On March 23, distinguished professors Dr. Anver Emon and Dr. Mohamma Salaama lectured for Trent’s Centre for Human Rights, Equity and Accessibility.

The “Embracing Difference in Difficult Times: Rights, Faith, Identity and Muslims” talk comes at a time when Muslims and their faith are coming under increased pressure in the West, with this talk seeking to explore how these problems can be reconciled.

The lecture, which was being televised at Durham College, kicked off with words from President Leo Groarke and then Dr. Mike Alcott, head of Trent International Program (TIP).

First up to speak was Emon. A professor at the University of Toronto, Faculty of Law and Guggenheim Fellow in the field of law, Emon is an “internationally recognised authority on Islamic Law and Islamic Legal history.”

His research concentrated on premodern and modern Islamic legal history and theory, premodern modes of governance and adjudication and the role of Shari’a both inside and outside the Muslim world.

Naturally, his talk was based in his legal background, exploring Islamic law to explain how we might achieve greater tolerance and integration. Emon began by highlighting how reductive the discourse on Muslims has become.

Often, the Muslim as “agent” is reduced to the text, with no thought of separateness between other Muslims or between themselves and the text. This means that one Muslim can often be reductively made to represent Muslims as a whole.

So, we must separate the Muslim from the text, recognizing the context and reality of the text, but that of the Muslim too. It is an important point, when the discourse seems to clump all Muslims together *cough* Donald Trump and Ted Cruz *cough*.

Emon wanted to use Islamic law as a way of exploring how the “Islamic” is viewed in the West.

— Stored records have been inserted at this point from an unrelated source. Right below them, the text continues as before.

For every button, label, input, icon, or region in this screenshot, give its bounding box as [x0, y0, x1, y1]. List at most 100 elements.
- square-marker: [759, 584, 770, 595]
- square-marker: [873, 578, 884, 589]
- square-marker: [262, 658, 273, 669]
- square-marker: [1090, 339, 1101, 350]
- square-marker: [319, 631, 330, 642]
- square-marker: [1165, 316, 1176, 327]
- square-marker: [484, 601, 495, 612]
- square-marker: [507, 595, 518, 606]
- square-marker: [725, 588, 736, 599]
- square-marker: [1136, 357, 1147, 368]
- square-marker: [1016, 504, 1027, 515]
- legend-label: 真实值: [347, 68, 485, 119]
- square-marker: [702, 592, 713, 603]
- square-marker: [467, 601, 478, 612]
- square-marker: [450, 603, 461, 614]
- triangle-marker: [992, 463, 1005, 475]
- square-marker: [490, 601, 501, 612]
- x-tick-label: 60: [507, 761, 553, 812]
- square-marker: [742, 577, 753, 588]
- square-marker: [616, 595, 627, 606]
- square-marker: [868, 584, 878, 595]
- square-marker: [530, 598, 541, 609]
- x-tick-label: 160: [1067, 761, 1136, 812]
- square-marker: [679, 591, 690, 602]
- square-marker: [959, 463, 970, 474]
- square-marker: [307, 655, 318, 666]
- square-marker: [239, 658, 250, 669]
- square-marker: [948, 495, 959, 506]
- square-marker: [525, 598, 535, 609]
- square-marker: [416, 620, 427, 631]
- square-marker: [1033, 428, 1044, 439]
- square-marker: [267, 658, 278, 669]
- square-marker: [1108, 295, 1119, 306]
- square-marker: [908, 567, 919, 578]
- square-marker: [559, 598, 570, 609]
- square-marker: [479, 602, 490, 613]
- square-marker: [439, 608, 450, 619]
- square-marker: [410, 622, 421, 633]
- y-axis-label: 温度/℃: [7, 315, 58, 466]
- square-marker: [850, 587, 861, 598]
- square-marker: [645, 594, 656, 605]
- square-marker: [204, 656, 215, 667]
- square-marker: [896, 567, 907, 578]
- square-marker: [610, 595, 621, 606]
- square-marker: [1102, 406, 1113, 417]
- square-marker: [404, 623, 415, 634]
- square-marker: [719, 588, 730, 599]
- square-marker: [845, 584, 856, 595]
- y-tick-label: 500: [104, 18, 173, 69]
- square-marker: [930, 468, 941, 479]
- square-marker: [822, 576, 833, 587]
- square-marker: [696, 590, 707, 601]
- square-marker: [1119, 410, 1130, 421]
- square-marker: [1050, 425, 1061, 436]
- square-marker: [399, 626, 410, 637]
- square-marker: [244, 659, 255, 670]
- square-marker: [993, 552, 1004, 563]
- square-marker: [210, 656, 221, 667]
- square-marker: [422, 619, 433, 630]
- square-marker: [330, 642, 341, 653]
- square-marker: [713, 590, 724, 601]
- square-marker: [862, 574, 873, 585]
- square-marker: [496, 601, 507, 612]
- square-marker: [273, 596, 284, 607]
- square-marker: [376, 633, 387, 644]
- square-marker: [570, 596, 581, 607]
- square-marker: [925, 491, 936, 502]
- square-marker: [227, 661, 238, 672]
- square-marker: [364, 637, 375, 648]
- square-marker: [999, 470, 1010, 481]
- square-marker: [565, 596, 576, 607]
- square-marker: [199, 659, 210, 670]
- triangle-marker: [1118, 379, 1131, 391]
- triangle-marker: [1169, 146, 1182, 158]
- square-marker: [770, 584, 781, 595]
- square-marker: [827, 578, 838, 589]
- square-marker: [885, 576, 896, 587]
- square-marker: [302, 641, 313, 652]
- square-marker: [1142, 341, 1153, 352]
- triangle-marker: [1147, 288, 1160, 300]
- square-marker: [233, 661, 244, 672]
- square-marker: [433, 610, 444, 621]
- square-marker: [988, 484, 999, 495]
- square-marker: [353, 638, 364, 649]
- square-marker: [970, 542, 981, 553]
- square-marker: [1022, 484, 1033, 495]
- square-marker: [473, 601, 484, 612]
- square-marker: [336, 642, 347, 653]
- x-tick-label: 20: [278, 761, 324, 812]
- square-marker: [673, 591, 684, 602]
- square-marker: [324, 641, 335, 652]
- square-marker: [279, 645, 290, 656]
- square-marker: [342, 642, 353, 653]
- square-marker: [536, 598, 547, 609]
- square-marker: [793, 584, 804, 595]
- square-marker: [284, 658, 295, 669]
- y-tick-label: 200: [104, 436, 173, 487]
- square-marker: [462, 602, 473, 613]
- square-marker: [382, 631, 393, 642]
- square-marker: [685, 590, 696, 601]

Particularly, Emon sited the Dhimmi rules, which are ninth to fifteenth century Sunni Islamic texts, regarding the treatment of non-Muslim permanent residents in Islamic lands.

On one hand, is it about how the West views Islam’s treatment of the “other,” and on the other hand it about how it actually implemented in Islamic lands. The question is usually “is Islam tolerant?” rather than “are Muslims tolerant,” a question about your neighbours and friends.

Again, we are not separating people today from a 1,300-year-old religion. Here, I would also have pondered the question of judging a religion based on the tolerance of today’s morality, when the religion’s context is 1,300 years prior.

Emon sees tolerance as the wrong term, because it hides behind a larger politics of governing. State law essentially determines the other and what we tolerate as the other.

This shapes the way that religion is construed and so we should consider what the state is doing when it adjudicates.

Then came Salaama, another formidable scholar. He is Associate Professor of Arabic and Chair of the Department of Modern Languages and Literature at San Francisco State University.

Currently he is completing a monograph on Islam and the Culture of Modern Egypt: 1908-1958, a work of primary research and original scholarship.

He began by drawing attention to the double entendre in his talk’s title, Free Islam, one that acknowledge a free Islam and but also is an imperative: to free to religion from both dogma and Islamophobia.

It is both the destination and the commute, so if we are to have free societies, we must educate our students, the “torchbearers of knowledge,” with these conversations along the way.

“The will to life and the path to freedom is to be found in learning, in thinking and contemplation.”

As well as with ensuring our knowledge, we must eradicate danger from our societies, if we are to be free.

Salaama’s talk was punctuated with lilting Arabic, as he would quote the Qur’an in both Arabic and English, while he read from slides written in Arabic too. It was refreshing and enlightening.

One could find his or herself thinking that the nauseating Islamophobe could have done with seeing this talk, rather than a room full of interested, educated and probably progressive folk.

Both talks sought to deal with the Islamic in a modern context, and while Emon’s talk may have had more direction, clarity and conviction, it was Salaama’s that might have had a better chance of achieving something.

He showed Islam and Arabic to have just as much beauty as any Western faith or language, that there is indeed nothing to fear from the “other.”

So maybe the way to break down a few barriers is to gently nudge Islam towards those who are resisting it, at the same time that many others incorporated into our societies.